The I. Magnin store that Siegel managed moved to the Irvine Byrne Building at 251 S. Broadway on January 2, 1899.

===First Myer Siegel location===
On June 19, 1904, I. Magnin announced that the Los Angeles store would henceforth be known as "Myer Siegel".

===Second sequential location===
After a fire at the Irvine Byrne Building destroyed its store on February 16, 1911, and reopened a new store at the former quarters of the Brockton Shoe store at 455 S. Broadway. The location was later a J. J. Newberry variety store, and later, from 1996 through 2022, part of the Fallas Paredes department store (the store also included the ground floor of the Metropolitan Building to the immediate south, on the northwest corner of Fifth and Broadway).

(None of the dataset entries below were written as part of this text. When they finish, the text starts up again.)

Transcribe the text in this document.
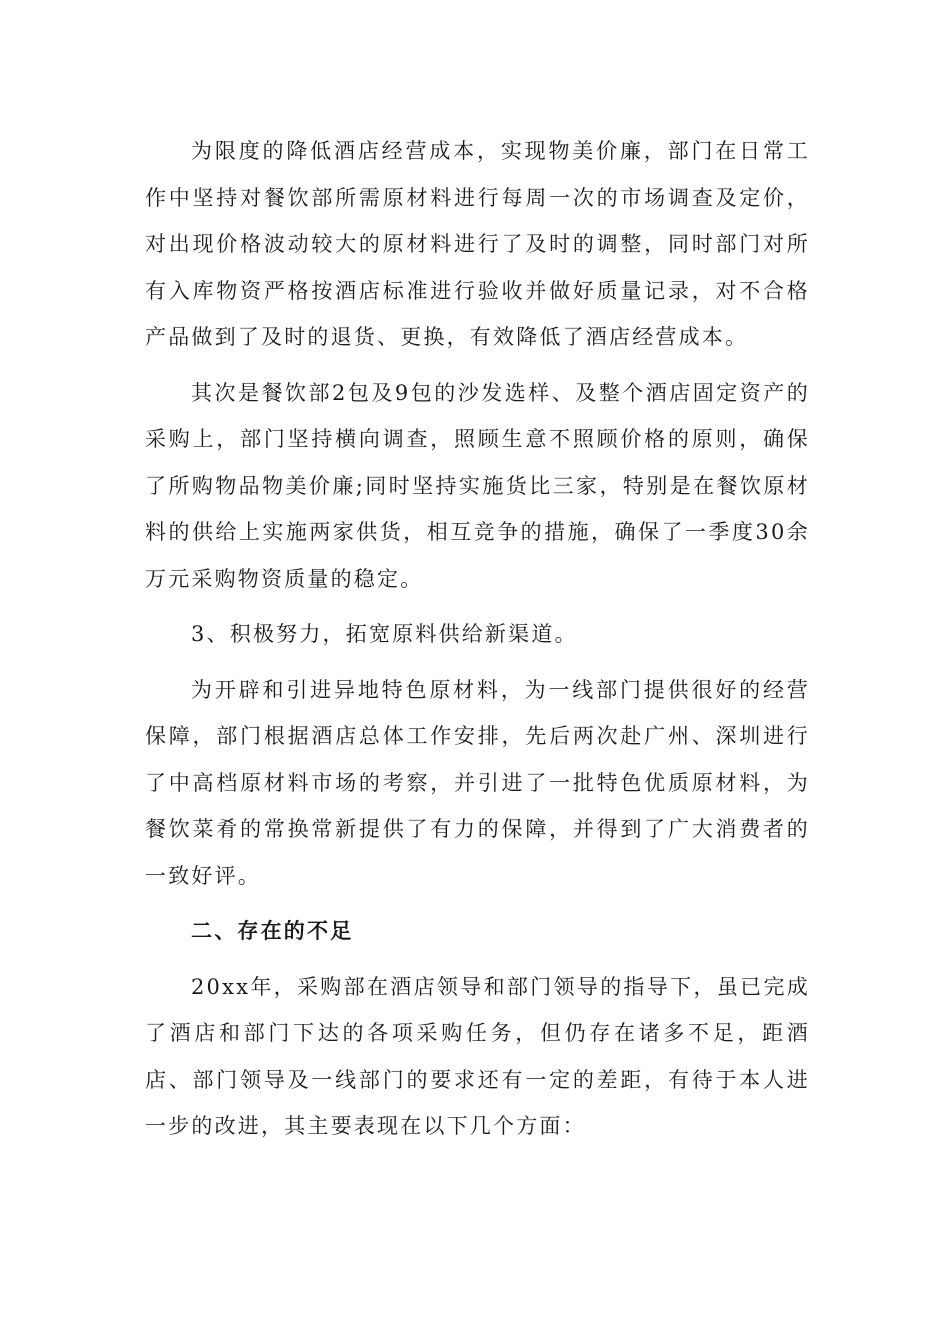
为限度的降低酒店经营成本，实现物美价廉，部门在日常工作中坚持对餐饮部所需原材料进行每周一次的市场调查及定价，对出现价格波动较大的原材料进行了及时的调整，同时部门对所有入库物资严格按酒店标准进行验收并做好质量记录，对不合格产品做到了及时的退货、更换，有效降低了酒店经营成本。

其次是餐饮部2包及9包的沙发选样、及整个酒店固定资产的采购上，部门坚持横向调查，照顾生意不照顾价格的原则，确保了所购物品物美价廉;同时坚持实施货比三家，特别是在餐饮原材料的供给上实施两家供货，相互竞争的措施，确保了一季度30余万元采购物资质量的稳定。

3、积极努力，拓宽原料供给新渠道。

为开辟和引进异地特色原材料，为一线部门提供很好的经营保障，部门根据酒店总体工作安排，先后两次赴广州、深圳进行了中高档原材料市场的考察，并引进了一批特色优质原材料，为餐饮菜肴的常换常新提供了有力的保障，并得到了广大消费者的一致好评。

二、存在的不足

20xx年，采购部在酒店领导和部门领导的指导下，虽已完成了酒店和部门下达的各项采购任务，但仍存在诸多不足，距酒店、部门领导及一线部门的要求还有一定的差距，有待于本人进一步的改进，其主要表现在以下几个方面：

===Third sequential location===
In 1922, Myer Siegel moved again, merging with the firm Seymour's, and moving into its quarters (part of the former Central Department Store) building, at 617-619 S. Broadway.

===Branches===
As 1927 began, Myer, Siegel & Co. was operating four stores:
- Downtown Los Angeles, 617–9 S. Broadway, (opened c.1922)
- Pasadena, 440 E. Colorado Blvd. at Los Robles (opened 1922)
- Fresno in the T. W. Paterson Building at Tulare and Fulton (opened September 14, 1925)
- Hollywood, 6687 Hollywood Boulevard at Las Palmas (opened November 7, 1925)

===Fourth sequential downtown location===
That year, it built a moved from Broadway to a new $500,000, 6-story-plus-basement, 64,000-sq-ft building, designed by architects Felchin, Shaw & Franklin. It was located at 733 S. Flower Street, just south of Seventh Street, after upscale J. W. Robinson's opened up its giant 400000 sqft (eventually 623700 sqft) flagship along 7th between Hope and Grand in 1915, and as more upscale shops such as Desmond's, Coulter's, and many smaller boutiques were also moving to the district.

===Fifth sequential location===
By 1934, the company moved to 7th and Olive, the former quarters of retailer B. H. Dyas and Co. By that time the company had, in addition to its downtown flagship, branches in Pasadena, Hollywood and on Wilshire Boulevard in Miracle Mile.

===Miracle Mile store===
Its Miracle Mile store at what is now known as the Dominguez-Wilshire Building at 5400–10 Wilshire Boulevard, is considered a landmark by the Los Angeles Conservancy and was renovated in 2000. It had many elements that were innovative at the time: air-cooled fitting rooms, aluminum furniture, exotic woods, metalwork and terrazzo floors. It was financed by and named for the Dominguez family, who received one of the original Spanish land grants in 1784.

===Westwood store===
Later in December 1937, a branch opened at 1025 Westwood Boulevard in Westwood, Los Angeles designed by Allen Siple. The University of California photo archives notes: "The large glass brick panel above the marquee allowed light to enter the mezzanine, and marble wainscoting flanked the entrance which was paved in travertine. This building is still standing."